Background: Due to wide range of application of L-Lysine, as an essential amino acid, in different industries, the demand for this amino acid has been increased and this has been led to the development of research on industrial production of L-Lysine.

Materials and methods: In this study, we tried to increase the yield of production of L-Lysine by genetic optimization. After inspection of different effective enzymes in Lysine biosynthesis pathway, Diaminopimelate dehydrogenase (EC1.4.1.16) enzyme was selected. This enzyme would be coded by ddh gene. After chromosomal DNA extraction of C.glutamicum ATCC 21799 and designing of primers, the gene fragment was separated from genome by PCR with pfu DNA polymerase enzyme and was cloned in TAcloning vector for facilitation of cloning and determination of nucleotide sequence. Then, enzymatic digestion of TAcloning vector and pET28a vector were performed by EcoRI and SalI restriction enzymes which their products were ddh gene and linear vector. Ligation reaction was accomplished and for checking the accuracy of ligation, it was transformed into E.coliDH5α and finally in expression host, E.coli BL21(DE3).

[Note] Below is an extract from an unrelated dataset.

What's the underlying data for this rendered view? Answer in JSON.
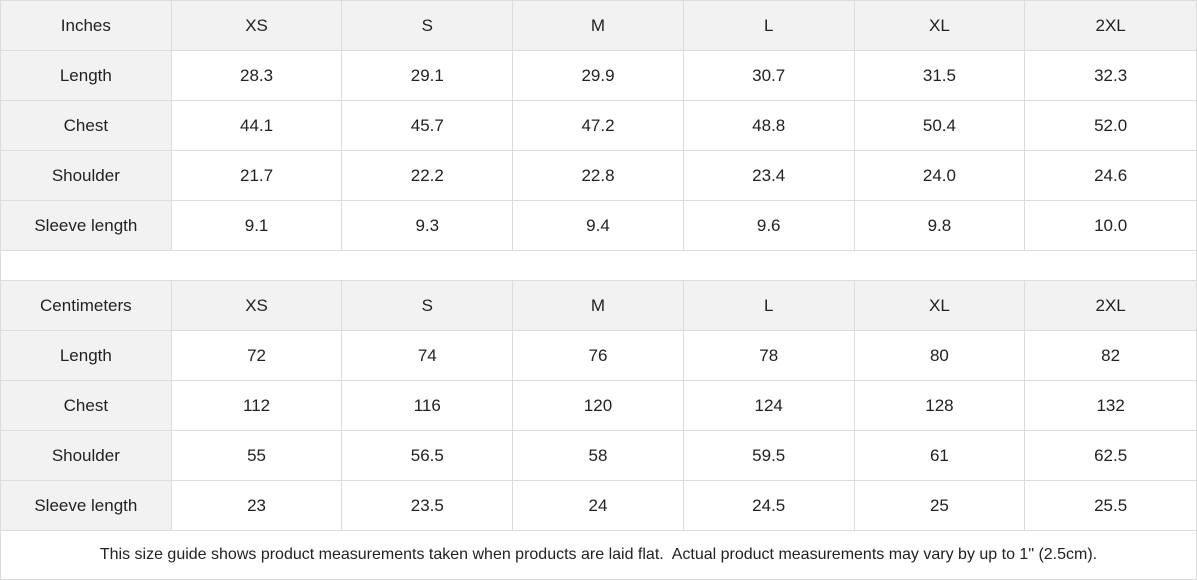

Results: The 1150bp band in PCR products and enzymatic digestion of extracted vectors with EcoRI and SalI, sequencing and SDS-PAGE confirmed the accuracy of cloning. Recombinant bacterial colonies were investigated and confirmed by two methods (PCR and enzymatic digestion).

Conclusion: This study showed significant increased expression rate of DAP dehydrogenase enzyme in this expression vector for the first time.